Let $X_n\in\mathbb{R}$ with $n\in\mathbb{N}$ be a sequence of random variables converging in distribution to $X$. Then, for any bounded Lipschitz function $f$ we have that $\lim_{n\rightarrow\infty}E[f(X_n)]=E[f(X)]$.
Can we show that $$ \lim_{n\rightarrow\infty} \int_0^\infty E[g(y,X_n)]dy = \int_0^\infty E[g(y,X)]dy $$ where $g$ is a bounded Lipschitz function with $\int_0^\infty g(y,x)dy<\infty$ for any finite $x$.
If not, what additional conditions are needed.
Here is a counter-example (modified from my comments): Take the deterministic case $X=0, X_n=1/n$ for $n \in \{1, 2, 3, ...\}$.

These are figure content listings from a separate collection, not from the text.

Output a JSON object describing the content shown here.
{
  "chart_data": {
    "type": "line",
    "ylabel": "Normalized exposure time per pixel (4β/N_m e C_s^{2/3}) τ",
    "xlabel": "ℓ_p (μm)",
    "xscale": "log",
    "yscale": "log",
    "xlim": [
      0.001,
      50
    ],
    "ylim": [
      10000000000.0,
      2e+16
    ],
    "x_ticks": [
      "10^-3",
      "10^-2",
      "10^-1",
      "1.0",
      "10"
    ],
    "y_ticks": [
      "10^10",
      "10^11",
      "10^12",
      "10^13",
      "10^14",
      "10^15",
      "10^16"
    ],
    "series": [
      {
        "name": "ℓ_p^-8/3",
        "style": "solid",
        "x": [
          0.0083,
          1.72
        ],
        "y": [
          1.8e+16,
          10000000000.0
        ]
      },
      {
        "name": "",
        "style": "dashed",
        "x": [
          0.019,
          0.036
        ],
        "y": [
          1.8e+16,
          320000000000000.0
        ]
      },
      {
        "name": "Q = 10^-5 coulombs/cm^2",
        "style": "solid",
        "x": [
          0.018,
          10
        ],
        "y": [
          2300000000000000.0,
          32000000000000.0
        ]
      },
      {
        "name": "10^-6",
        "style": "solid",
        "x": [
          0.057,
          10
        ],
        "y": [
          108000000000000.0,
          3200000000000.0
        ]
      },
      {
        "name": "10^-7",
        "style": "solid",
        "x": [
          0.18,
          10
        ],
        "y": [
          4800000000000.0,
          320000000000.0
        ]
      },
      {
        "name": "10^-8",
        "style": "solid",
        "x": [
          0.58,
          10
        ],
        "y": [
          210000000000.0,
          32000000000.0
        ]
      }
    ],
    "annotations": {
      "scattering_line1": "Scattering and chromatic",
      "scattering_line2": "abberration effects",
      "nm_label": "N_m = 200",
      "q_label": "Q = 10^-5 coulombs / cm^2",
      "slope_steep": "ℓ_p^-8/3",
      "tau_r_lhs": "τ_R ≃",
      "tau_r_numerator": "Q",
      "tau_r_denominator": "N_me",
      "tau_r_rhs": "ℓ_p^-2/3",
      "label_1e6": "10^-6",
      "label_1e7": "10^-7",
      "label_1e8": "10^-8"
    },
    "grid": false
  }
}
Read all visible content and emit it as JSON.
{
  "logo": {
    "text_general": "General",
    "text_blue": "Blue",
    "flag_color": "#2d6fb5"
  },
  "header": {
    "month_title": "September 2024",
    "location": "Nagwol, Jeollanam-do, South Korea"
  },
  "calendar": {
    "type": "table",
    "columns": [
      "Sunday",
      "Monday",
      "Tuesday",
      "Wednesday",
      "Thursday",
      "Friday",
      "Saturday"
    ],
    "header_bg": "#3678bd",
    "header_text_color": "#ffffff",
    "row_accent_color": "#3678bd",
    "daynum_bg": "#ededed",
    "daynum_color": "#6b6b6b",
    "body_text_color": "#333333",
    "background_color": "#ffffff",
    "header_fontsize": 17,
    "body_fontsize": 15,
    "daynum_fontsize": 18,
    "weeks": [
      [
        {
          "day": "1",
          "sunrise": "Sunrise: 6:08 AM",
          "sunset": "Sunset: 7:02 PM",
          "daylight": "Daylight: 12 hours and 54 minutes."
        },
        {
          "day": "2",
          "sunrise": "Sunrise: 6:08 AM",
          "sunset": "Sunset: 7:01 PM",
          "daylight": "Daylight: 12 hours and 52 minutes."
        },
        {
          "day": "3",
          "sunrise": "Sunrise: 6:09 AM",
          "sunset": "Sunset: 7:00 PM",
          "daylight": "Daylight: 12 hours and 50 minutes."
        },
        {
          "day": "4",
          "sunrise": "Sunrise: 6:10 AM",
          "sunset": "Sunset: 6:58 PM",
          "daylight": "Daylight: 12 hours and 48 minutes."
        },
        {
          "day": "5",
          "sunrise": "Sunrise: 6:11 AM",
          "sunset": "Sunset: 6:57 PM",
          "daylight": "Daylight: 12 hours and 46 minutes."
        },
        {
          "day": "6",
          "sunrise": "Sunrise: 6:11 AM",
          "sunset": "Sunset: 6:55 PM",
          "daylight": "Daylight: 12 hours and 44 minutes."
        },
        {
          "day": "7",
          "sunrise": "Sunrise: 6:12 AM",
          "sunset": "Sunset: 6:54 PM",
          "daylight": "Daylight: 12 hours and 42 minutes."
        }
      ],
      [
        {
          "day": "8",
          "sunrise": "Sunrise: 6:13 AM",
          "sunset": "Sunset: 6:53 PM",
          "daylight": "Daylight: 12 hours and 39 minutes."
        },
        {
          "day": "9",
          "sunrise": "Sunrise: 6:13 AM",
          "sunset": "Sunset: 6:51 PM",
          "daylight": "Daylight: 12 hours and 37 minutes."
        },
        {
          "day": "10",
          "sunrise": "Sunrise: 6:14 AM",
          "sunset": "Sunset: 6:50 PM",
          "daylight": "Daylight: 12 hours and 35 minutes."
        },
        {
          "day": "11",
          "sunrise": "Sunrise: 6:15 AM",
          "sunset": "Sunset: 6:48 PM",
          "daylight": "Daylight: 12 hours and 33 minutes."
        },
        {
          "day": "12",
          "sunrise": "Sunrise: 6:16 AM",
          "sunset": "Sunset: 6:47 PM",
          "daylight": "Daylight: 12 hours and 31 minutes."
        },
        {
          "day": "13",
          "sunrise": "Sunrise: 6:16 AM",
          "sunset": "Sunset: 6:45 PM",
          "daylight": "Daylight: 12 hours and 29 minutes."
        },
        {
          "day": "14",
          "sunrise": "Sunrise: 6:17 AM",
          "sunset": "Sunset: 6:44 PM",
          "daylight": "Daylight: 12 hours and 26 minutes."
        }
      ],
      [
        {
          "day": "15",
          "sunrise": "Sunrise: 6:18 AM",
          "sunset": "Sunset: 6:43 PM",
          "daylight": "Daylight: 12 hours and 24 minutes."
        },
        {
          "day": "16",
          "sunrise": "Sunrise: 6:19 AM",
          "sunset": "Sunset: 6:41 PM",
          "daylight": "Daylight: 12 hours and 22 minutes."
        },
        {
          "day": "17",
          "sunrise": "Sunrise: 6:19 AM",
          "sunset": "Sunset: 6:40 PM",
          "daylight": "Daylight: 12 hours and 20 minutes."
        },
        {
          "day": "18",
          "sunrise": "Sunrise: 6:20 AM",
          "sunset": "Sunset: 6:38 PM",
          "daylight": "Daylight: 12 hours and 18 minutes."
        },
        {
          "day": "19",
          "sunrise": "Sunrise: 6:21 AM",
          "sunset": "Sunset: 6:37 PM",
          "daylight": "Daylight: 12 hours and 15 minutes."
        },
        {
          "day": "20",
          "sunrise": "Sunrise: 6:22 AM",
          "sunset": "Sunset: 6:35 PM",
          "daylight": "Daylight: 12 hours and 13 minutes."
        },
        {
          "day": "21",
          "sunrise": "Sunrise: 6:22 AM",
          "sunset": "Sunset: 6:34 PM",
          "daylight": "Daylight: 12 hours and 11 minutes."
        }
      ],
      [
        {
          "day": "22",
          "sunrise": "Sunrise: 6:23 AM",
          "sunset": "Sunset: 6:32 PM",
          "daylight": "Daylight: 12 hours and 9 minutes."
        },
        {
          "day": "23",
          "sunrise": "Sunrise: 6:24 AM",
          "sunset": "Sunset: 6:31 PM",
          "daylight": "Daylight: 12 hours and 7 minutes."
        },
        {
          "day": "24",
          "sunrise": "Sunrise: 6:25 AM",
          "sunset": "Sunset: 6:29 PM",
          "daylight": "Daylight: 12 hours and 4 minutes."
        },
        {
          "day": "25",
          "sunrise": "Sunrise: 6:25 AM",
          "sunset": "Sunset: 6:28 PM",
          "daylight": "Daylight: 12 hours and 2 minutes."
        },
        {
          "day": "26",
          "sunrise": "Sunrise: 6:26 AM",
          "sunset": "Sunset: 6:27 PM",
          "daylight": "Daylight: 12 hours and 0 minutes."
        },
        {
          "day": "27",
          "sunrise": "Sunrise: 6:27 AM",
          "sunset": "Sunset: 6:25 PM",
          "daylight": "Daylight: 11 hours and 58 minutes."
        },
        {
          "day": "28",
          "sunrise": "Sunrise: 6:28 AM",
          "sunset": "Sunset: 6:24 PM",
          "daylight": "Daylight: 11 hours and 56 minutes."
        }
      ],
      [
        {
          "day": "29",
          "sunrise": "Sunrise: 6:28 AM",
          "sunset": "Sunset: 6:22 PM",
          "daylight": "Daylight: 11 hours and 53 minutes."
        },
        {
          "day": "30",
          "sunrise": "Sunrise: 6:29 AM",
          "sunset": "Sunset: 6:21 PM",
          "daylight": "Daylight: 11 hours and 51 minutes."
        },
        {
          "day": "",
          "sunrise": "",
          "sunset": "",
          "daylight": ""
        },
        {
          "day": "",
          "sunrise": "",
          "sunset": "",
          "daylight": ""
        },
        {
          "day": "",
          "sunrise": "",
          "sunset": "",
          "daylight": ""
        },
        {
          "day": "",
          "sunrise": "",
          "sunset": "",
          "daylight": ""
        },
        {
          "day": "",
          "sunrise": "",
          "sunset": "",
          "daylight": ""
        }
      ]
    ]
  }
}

It will be easier to define $g(x,y)$ over the domain $D = \{(x,y): x \in [0,1], y\geq 0\}$: $$ g(x,y)=xe^{-xy} \quad \forall (x,y) \in D$$ Then: $$ \int_{0}^{\infty} g(x,y)dy = \left\{ \begin{array}{ll} 0 &\mbox{ if $x =0$} \\ 1 & \mbox{ if $x>0$} \end{array} \right.$$ Thus $$ \int_0^{\infty} g(X,y)dy =0$$ But $$ \int_0^{\infty} g(X_n, y)dy = 1 \quad \forall n \in \{1, 2, 3, ...\}$$ Note $g$ is bounded because $0\leq g(x,y)\leq 1$ for all $(x,y)\in D$. Finally, note that $g$ is Lipschitz continuous (see Note below). $\Box$
Note: To show $g$ is Lipschitz we note it is continuously differentiable and for all $(x,y) \in D$: $$[\partial g/\partial x; \partial g/\partial y] = [(1-xy)e^{-xy}; -x^2e^{-xy}] $$ and so \begin{align} ||[\partial g/\partial x; \partial g/\partial y]||^2&= (1-xy)^2e^{-2xy} + x^4e^{-2xy}\\ &\overset{(a)}{\leq} (1-xy)^2e^{-2xy} + e^{-2xy}\\ &\overset{(b)}{\leq} \sup_{t\geq 0} \left\{(1-t)^2e^{-2t} + e^{-2t}\right\}\\ &\overset{(c)}= 2 \end{align} where (a) holds because $x \in [0,1]$ so $x^4\leq 1$; (b) holds because $xy \geq 0$; (c) holds because the supremum is achieved at $t=0$.